Will Steuk from Anthropic gave a talk last week called "Tool, skill, or subagent? Decomposing an agent that outgrew its prompt."
The headline advice: delete 90% of your system prompt. Use skills for progressive disclosure.
I had already learned this. The hard way.
About six hours before I saw that talk circulating, I spent the better part of a day pressure testing my own agent architecture — specifically the orchestration layer that runs my Opus planning agent. I was trying to answer a simple question: how much of the system prompt is actually doing anything?
The answer was uncomfortable.

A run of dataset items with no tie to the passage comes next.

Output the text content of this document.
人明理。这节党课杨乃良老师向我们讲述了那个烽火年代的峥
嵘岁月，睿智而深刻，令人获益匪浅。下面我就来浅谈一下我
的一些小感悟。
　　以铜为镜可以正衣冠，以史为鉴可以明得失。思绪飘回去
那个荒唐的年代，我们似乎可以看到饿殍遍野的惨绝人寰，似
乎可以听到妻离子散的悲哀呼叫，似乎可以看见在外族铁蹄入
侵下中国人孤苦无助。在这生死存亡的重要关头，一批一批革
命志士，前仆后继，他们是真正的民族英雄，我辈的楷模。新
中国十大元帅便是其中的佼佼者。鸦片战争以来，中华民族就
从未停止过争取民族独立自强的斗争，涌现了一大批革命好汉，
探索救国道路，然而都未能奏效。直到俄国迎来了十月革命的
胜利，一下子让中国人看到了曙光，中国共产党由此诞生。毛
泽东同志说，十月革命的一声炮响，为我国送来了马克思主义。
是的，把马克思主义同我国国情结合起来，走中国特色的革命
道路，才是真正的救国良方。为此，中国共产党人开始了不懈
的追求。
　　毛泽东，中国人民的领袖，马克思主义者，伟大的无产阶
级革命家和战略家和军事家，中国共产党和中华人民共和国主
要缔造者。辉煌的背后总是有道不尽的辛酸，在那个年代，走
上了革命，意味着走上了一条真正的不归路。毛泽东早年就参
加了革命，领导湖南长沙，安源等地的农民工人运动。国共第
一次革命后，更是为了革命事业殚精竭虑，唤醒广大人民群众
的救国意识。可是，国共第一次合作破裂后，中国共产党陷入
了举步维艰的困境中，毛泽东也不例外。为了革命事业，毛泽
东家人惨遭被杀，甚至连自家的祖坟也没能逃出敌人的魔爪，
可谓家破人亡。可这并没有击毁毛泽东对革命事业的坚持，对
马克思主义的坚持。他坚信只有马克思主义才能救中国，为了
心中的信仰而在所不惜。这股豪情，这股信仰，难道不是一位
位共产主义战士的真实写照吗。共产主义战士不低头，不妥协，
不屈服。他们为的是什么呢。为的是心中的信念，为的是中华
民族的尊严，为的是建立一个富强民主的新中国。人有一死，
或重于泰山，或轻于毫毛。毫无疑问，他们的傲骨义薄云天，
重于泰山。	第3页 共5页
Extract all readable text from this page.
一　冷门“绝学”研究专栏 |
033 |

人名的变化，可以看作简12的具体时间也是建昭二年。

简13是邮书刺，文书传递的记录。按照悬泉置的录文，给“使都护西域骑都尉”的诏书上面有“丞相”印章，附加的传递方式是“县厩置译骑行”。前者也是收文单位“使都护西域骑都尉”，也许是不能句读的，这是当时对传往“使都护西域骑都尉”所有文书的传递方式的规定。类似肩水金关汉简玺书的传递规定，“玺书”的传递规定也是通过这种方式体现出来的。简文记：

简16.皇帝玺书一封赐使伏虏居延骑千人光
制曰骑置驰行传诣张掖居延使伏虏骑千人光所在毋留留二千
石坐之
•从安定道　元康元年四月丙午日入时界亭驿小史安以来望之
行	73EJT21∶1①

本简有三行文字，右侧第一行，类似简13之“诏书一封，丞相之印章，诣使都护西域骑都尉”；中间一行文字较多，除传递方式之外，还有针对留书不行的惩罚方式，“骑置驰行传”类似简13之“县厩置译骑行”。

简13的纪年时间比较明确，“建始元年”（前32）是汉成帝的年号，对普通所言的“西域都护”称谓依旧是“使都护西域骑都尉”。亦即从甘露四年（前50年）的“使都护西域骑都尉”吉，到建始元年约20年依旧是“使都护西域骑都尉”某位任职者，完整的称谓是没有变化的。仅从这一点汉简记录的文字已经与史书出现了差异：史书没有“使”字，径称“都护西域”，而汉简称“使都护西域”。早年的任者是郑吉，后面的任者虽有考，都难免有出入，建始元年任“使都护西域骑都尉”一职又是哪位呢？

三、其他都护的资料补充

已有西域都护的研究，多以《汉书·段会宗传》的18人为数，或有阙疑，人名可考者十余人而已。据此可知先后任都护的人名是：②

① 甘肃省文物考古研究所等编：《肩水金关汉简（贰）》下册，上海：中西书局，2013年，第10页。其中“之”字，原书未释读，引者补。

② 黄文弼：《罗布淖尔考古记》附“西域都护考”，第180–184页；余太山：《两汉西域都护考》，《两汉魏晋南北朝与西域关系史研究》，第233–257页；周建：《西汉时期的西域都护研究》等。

I had been building a bottleneck and calling it governance.
Here is what I found: you can write a full constitution for your agents. You can make it shareable between orchestration and execution layers. You can enumerate every rule, every constraint, every fallback. The agents will read it, acknowledge it, and then continue to drift — assuming authority where they should not, filling gaps in ways you didn't intend.
The rule list doesn't hold. The long prompt doesn't hold.
When I pushed back on the Opus orchestration agent directly and pointed this out, here is what it said, verbatim:
"We have no shame — so, yes, you are exactly right. Even making a rule that we must follow the rule does not guarantee we will follow any rules."
That is an AI system explaining, in plain language, exactly why long system prompts don't scale.
The thing Will Steuk is describing — progressive disclosure through skills — is the same insight from the other direction. The problem isn't that your agents are disobedient. The problem is that you're asking a single context window to hold too much authority at once. When context gets large and ambiguous, models fill the gaps. That filling is the drift.
The operator solution is architectural, not prompt-based:
Make the authority hierarchy explicit in the system design, not the text. Skills are loaded on demand. Subagents are given narrow scope. The orchestration layer doesn't carry the full constitution — it carries a pointer to what's needed right now.
This is defense before offense. Substrate before agents. You don't govern by writing more rules into the prompt. You govern by shrinking what any single agent is authorized to know and do at any given moment.
I've been saying this about revenue systems for years: you build the governance model before you scale the motion. The same principle applies to AI stacks. The teams that figure this out first aren't going to win because they have better models. They're going to win because they built an architecture where the models can't make the expensive mistakes.
The constitution is a document. The architecture is the actual governance.